First of all, keep in mind that Rust is not a sandbox language. It fundamentally trusts the programmer and will allow the source code to turn off or bypass all safety restrictions. You can't use Rust's unsafe to protect systems from malicious or very badly broken Rust code. The safe/unsafe split is only a helpful tool for cooperative programmers.

Not-unsafe code is still allowed to do lots of dangerous, stupid, and destructive things. Non-unsafe code is allowed to delete data, expose sensitive information, be incompetent at controlling system access, and connect missile control to AI agents.

Currently unsafe is only focused on specifics of memory safety and integrity of the program itself (avoiding UB), which can have precisely defined boundaries. This works because the requirements are limited in scope, defined by the language, and pretty universal across all programs and purposes.

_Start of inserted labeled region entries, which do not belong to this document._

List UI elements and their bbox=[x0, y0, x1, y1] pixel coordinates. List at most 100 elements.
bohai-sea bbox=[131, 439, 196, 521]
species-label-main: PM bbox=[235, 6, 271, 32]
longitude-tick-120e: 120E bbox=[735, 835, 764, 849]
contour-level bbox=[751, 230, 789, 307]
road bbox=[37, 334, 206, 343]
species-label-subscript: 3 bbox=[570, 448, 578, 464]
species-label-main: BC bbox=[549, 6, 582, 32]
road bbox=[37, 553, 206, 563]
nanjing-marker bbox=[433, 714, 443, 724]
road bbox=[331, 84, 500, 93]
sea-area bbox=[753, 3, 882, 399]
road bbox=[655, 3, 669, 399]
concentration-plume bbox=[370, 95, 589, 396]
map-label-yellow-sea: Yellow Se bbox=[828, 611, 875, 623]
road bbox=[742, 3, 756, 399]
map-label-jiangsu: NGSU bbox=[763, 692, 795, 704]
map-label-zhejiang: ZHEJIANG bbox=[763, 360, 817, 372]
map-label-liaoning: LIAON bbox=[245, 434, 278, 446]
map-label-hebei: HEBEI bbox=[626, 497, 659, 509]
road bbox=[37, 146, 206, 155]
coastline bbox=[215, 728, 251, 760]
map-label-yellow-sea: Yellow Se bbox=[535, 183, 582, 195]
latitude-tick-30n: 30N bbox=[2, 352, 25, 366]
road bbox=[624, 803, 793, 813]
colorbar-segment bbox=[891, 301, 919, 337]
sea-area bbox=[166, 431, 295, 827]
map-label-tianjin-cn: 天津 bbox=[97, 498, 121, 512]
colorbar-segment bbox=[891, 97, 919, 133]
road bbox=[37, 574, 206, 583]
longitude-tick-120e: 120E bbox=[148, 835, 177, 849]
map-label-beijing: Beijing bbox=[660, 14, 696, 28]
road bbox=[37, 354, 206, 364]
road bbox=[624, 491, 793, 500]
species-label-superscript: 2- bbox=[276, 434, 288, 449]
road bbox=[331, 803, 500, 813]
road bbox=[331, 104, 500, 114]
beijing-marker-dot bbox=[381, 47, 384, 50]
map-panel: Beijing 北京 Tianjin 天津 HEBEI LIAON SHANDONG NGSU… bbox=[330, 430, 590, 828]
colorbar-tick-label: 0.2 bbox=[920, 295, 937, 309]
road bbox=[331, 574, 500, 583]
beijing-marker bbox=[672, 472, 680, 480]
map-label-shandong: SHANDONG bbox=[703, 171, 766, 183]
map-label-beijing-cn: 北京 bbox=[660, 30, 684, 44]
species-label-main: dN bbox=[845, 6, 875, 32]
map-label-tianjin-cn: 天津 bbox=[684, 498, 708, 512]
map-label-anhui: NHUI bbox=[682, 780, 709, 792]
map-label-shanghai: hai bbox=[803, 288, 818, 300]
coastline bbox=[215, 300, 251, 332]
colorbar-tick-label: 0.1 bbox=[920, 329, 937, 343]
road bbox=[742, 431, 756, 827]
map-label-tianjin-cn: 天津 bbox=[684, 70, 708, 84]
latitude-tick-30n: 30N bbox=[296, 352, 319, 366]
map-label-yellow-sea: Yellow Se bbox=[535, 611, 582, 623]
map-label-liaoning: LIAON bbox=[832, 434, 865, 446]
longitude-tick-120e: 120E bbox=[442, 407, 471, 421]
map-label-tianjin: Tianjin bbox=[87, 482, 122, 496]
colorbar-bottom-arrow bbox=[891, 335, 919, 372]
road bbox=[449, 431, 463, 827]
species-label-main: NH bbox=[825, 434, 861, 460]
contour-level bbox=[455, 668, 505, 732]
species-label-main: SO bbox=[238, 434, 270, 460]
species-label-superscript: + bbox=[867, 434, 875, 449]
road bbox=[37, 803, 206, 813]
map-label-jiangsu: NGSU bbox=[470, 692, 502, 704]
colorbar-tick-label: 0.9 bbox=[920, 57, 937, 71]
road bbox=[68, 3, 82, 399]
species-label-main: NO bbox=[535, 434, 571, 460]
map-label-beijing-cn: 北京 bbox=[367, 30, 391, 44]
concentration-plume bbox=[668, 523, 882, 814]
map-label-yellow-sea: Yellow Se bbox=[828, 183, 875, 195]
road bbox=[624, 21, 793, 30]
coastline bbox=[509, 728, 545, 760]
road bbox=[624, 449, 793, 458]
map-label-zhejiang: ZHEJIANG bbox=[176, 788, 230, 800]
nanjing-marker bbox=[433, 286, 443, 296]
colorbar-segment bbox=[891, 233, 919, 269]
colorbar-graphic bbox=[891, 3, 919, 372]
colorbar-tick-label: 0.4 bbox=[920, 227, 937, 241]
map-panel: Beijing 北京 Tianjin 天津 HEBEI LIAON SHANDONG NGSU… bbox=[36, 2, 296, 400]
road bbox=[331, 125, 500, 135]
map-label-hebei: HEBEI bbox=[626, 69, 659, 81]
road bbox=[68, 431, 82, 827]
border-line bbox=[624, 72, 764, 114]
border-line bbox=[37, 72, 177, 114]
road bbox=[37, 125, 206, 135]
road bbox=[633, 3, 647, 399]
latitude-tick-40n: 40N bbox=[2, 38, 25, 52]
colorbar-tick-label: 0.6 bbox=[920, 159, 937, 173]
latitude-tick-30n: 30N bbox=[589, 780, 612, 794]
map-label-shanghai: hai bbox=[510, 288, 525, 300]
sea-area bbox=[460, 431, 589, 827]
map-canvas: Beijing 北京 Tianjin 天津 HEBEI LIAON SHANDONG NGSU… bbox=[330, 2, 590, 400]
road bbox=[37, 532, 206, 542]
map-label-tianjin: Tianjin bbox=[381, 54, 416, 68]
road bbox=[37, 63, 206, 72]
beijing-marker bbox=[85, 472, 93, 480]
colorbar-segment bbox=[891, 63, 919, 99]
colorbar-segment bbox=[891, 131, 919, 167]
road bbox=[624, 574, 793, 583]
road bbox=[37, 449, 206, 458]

Adding protections for other categories of badness would require defining exactly what is allowed and where, how it affects data moving through the program, generic code that manipulates it, dynamically invoked code, etc. Assuming you want these features to actually do something and catch bugs in non-trivial cases, implementing them is challenging. For something like protecting a password you need to define what data is the password, track it as it passes through the program, and teach the compiler where it can safely end up and where it can't. In language design such features are known as "taint tracking" and "effect systems". It gets pretty complicated - .map() is generic, so it must be safe to call when it processes non-password, but not allowed to turn unsafe-to-handle password into safe-to-handle bytes just because you invert case of password's letters or something like that. You may have a web form that takes a password, and want to ensure that password-ness of the data is carried through your web framework, deserializer, handlers, and only make password handling require unsafe and not taint the whole web server and not lose the taint bit on the first dyn Future.

7 Likes

Basically no. To a language, saving your password in a password manager looks exactly the same as leaking it to a pastebin.

The reason unsafe is such a critical difference is that UB means you can't trust what you see. If you get it wrong and hit UB, you might have logging that "shouldn't" have happened, might be missing logging that "should" have happened, might be running code under conditions that you "checked" etc.

So long as you avoid UB, you can have telemetry, you can do code analysis, etc.

4 Likes

I have such proposal "safety tags" for that: RFC: Safety Tags by zjp-CN · Pull Request #3842 · rust-lang/rfcs · GitHub and slides.

Your example will be written as follows

-unsafe(reason) fn launch_nuclear_weapon() { ... }
+#[safety::requires(reason)] unsafe fn launch_nuclear_weapon() { ... }

fn foo() {
+   #[safety::checked(reason)]
    unsafe { launch_nuclear_weapon() }
}
2 Likes

I guess if Rust were to allow this kind of functionality, it would need a dependently typed system. As of now, we don't have such a feature to enforce user-defined safety invariances, but there are several verification crates to eliminate logical errors at compile-time.